Sugiyono menyebut peran penting sekolah itu dalam pelestarian seni budaya karena memang sejak dahulu kala berkembang berbagai kesenian tradisional, seperti jatilan, pedalangan, dan reog.
Pihak sekolah juga menyadari bahwa di lingkungan sekitarnya sejak dahulu berkembang subur khazanah kebudayaan dan kesenian tradisional.
Hingga saat ini, pimpinan sekolah melibatkan para guru dan pemuka kelompok kesenian tradisional di sekitarnya dalam membuka ruang dan waktu untuk anak didik belajar berkesenian, seperti gamelan, rebana, kulintang, tarian topeng ireng, gambyong, jatilan, dan tarian kontemper desa.

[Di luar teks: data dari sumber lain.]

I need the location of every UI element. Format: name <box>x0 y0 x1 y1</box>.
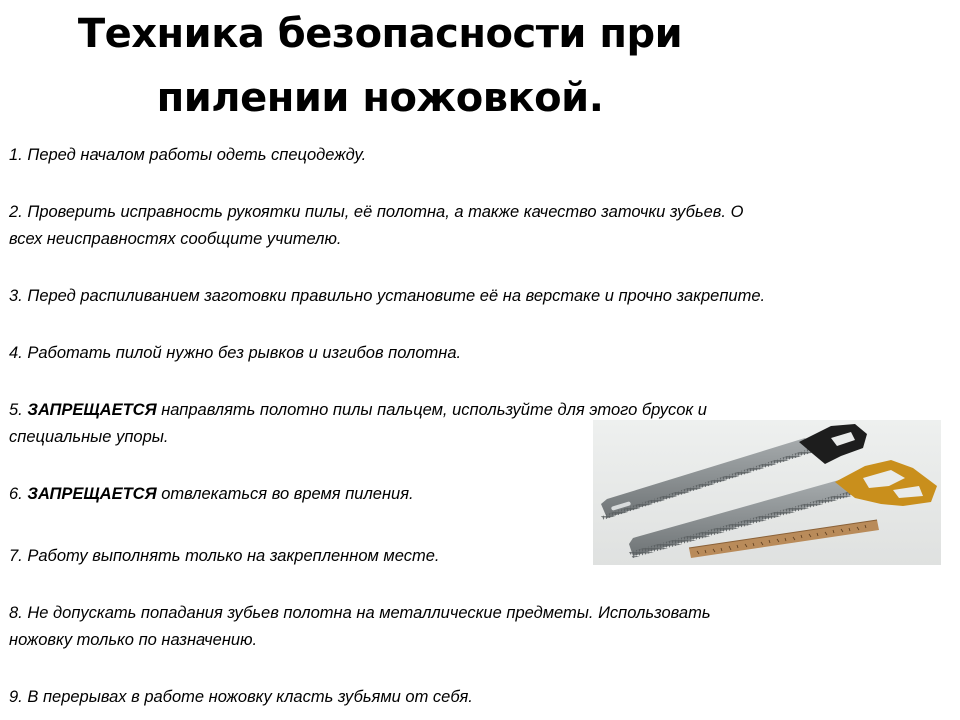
rule-6-emphasis: ЗАПРЕЩАЕТСЯ <box>27 485 157 503</box>
rule-5-emphasis: ЗАПРЕЩАЕТСЯ <box>27 401 157 419</box>
rule-1-line-1: 1. Перед началом работы одеть спецодежду. <box>9 146 367 164</box>
rule-3 <box>9 283 949 310</box>
hand-saws-photo-icon <box>593 420 941 565</box>
rule-1 <box>9 142 949 169</box>
rule-8-line-1: 8. Не допускать попадания зубьев полотна на металлические предметы. Использовать <box>9 604 711 622</box>
rule-3-line-1: 3. Перед распиливанием заготовки правильно установите её на верстаке и прочно закрепите. <box>9 287 766 305</box>
rule-5-line-1: 5. ЗАПРЕЩАЕТСЯ направлять полотно пилы пальцем, используйте для этого брусок и <box>9 401 707 419</box>
rule-2-line-2: всех неисправностях сообщите учителю. <box>9 230 342 248</box>
rule-8 <box>9 600 949 654</box>
rule-6-line-1: 6. ЗАПРЕЩАЕТСЯ отвлекаться во время пиления. <box>9 485 414 503</box>
rule-4-line-1: 4. Работать пилой нужно без рывков и изгибов полотна. <box>9 344 462 362</box>
rule-2 <box>9 199 949 253</box>
rule-5-line-2: специальные упоры. <box>9 428 169 446</box>
rule-9-line-1: 9. В перерывах в работе ножовку класть зубьями от себя. <box>9 688 473 706</box>
rule-7-line-1: 7. Работу выполнять только на закрепленном месте. <box>9 547 440 565</box>
slide-title <box>0 2 760 130</box>
rule-2-line-1: 2. Проверить исправность рукоятки пилы, её полотна, а также качество заточки зубьев. О <box>9 203 744 221</box>
slide-title-line-2: пилении ножовкой. <box>156 75 604 121</box>
rule-8-line-2: ножовку только по назначению. <box>9 631 258 649</box>
rule-4 <box>9 340 949 367</box>
slide-title-line-1: Техника безопасности при <box>77 11 683 57</box>
rule-9 <box>9 684 949 711</box>
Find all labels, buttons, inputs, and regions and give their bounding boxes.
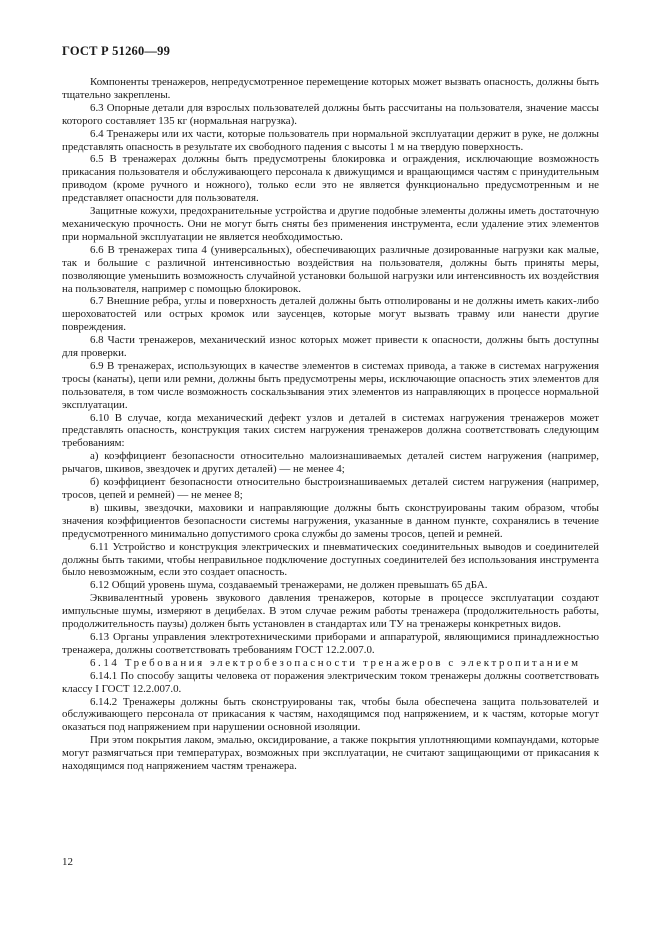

Pada berbagai pementasan kesenian di dusun-dusun dan hajatan masyarakat setempat, pihaknya mendapat kesempatan unjuk kemampuan berolah seni yang dihidupi di sekolahnya.
"Seniman rakyat dengan para tokohnya cukup banyak yang alumnus dari SMP ini," kata Sutikno yang juga alumnus sekolah itu, yang sebelumnya bernama SMP Farming.
Jumlah siswa sekolah itu pun cenderung mengalami peningkatan dari 147 anak pada lima tahun lalu, menjadi 213 siswa pada tahun 2013.
Tim akreditasi sekolah, pada akhir tahun lalu juga menilai bahwa sekolah tersebut selain mengutamakan pendidikan akademik, juga mementingkan para muridnya mengembangkan diri dalam olah kesenian.
Pihaknya menyadari bahwa budaya daerah menjadi sumber kecerdasan dan kearifan. Untuk itulah, sekolah di kawasan tepi alur Kali Pabelan tersebut menguatkan peran pendidikan untuk anak-anak.
"Kami menyadari bahwa di lingkungan sekolah ini, masyarakat menghidupi kekayaan budaya lokal dan kesenian tradisional. Untuk itulah, kami menguatkan eksistensi sekolah ini," kata Sutikno.